Friday, January 18, 2019

Clear Night, Star Adventurer

It was a clear winter's night when I woke up to checkout the stars around midnight. The moon hovering above the magnificent Orion, I already spotted the conjunction earlier in the evening. I decided to photograph them and put out the Star Adventurer. Many an attempt previously has ben thwarted by either clouds, strong winds, cold or just pure laziness. And it's only minus 1 deg C last night.

A Star Adventurer (left) I appropriated from the manufacturer's website.

A tracked shot at 20sec, f/5.6, Iso 100. Typically even at 8secs a 35mm would produce visable trails.

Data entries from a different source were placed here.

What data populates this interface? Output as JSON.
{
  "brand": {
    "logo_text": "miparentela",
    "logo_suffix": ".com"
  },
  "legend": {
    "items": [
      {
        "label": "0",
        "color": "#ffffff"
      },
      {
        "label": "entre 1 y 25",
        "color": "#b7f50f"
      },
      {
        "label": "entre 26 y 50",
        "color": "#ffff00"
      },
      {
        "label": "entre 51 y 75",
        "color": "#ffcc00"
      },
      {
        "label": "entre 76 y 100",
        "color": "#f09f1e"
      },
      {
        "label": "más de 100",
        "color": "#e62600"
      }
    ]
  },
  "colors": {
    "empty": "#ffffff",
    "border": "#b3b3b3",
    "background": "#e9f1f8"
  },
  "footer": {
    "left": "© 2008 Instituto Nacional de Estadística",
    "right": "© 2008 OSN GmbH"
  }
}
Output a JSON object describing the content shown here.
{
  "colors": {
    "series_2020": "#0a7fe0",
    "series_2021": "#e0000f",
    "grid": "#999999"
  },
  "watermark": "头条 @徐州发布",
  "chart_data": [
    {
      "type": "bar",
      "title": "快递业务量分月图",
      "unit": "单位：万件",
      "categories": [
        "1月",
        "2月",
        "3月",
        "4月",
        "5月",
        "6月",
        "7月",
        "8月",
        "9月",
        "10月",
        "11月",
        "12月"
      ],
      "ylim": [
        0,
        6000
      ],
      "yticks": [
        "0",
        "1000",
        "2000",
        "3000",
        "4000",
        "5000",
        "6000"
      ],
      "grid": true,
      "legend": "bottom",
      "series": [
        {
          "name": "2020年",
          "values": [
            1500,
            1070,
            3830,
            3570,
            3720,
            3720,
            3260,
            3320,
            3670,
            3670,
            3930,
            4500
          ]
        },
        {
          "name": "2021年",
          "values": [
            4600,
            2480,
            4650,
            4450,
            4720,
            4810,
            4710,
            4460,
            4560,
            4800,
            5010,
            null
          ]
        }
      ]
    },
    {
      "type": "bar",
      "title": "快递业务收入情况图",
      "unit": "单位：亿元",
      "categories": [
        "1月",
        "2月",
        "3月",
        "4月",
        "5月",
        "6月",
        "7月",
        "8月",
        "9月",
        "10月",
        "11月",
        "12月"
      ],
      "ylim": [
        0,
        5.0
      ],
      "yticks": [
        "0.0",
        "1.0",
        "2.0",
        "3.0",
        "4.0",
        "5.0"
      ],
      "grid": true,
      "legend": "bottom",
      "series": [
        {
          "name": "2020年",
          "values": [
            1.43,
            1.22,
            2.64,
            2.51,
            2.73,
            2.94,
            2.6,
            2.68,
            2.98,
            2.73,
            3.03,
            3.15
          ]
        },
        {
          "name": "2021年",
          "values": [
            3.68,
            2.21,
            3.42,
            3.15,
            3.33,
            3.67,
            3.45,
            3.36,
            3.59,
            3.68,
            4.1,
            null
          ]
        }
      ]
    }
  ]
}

Untracked shot at 0.5secs.

A stacked of 10 shots of 0,5sec exposure each.

I was able to shoot at this exposure combination 20secs, Iso 100 with the 35mm @5,6 and  85mm @2,8 from the trackers aligned to the north star without any noticeable start trail. It would be interesting to push the exposure further to 30secs, 45secs or even 60secs ... however for that we'd have to find a light pollution free zone to avoid excessive city lights.

A tracked shot of Orion (no trail) and clouds (trailing)  this time at 30secs.

A tracked shot this time at 30secs.
A stacked of 12 shots at 20secs per shot. 20secs exposure without a tracker will produced star trailing dt earth's rotation. Longer exposures at lower iso are now possible with a star tracker.